Business & Finance

MCI Inc., the troubled telecommunications giant that emerged from the largest bankruptcy in US history last April, quietly has begun looking for buyers, The New York Times reported. Citing unnamed MCI executives, the Times said investment banks JP Morgan Chase and Lazard, Greenhill & Co., plus Davis Polk & Wardell, a law firm, have been brought on to help find buyers for one of the largest carriers of international voice traffic. But getting a hoped-for $6 billion in a deal could be a stretch, analysts said, given the company's slumping consumer business. For that reason, the Times reported, consideration is being given to selling MCI's more attractive business services unit separately. Once the No. 2 long-distance carrier in the US behind AT&T, MCI was hit by an accounting scandal in 2002 when it was known as WorldCom.

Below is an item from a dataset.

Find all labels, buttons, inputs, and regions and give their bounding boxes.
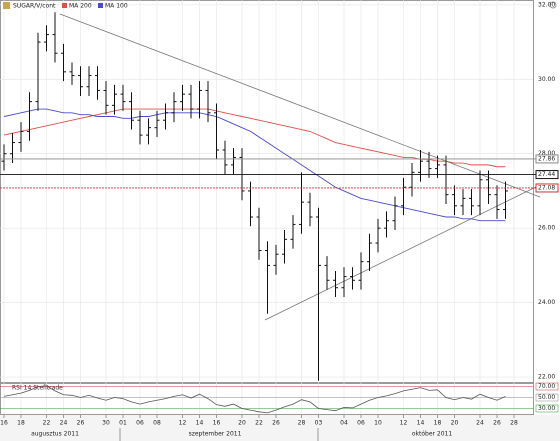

Hilton, Marriott, Sheraton, Hyatt, and most other major hotel chains could face walkouts by their unionized employees within days, The Wall Street Journal reported. But it said that while strikes would begin in Los Angeles, San Francisco, and Washington, where union locals and management have been negotiating new deals, what is at stake is a strategy that ultimately would put almost all of the US in play. Rather than focus on such traditional issues as job security, wages, and healthcare, the newly merged hotel employees' union, Unite Here, seeks to win new two-year agreements in those cities that would expire at the same time as existing contracts in key destinations from the East Coast to Hawaii. If successful, the strategy would affect more than 67,000 union members at almost 350 hotels. Operators deferred to their trade group, the American Hotel & Lodging Association, for comment. But one unidentified manager told the Journal that the implications of a possible nationwide strike would be devastating. Unite Here was formed July 8 when the Hotel Employees and Restaurant Employees International Union joined forces with the Union of Needletrades, Textiles, and Industrial Employees.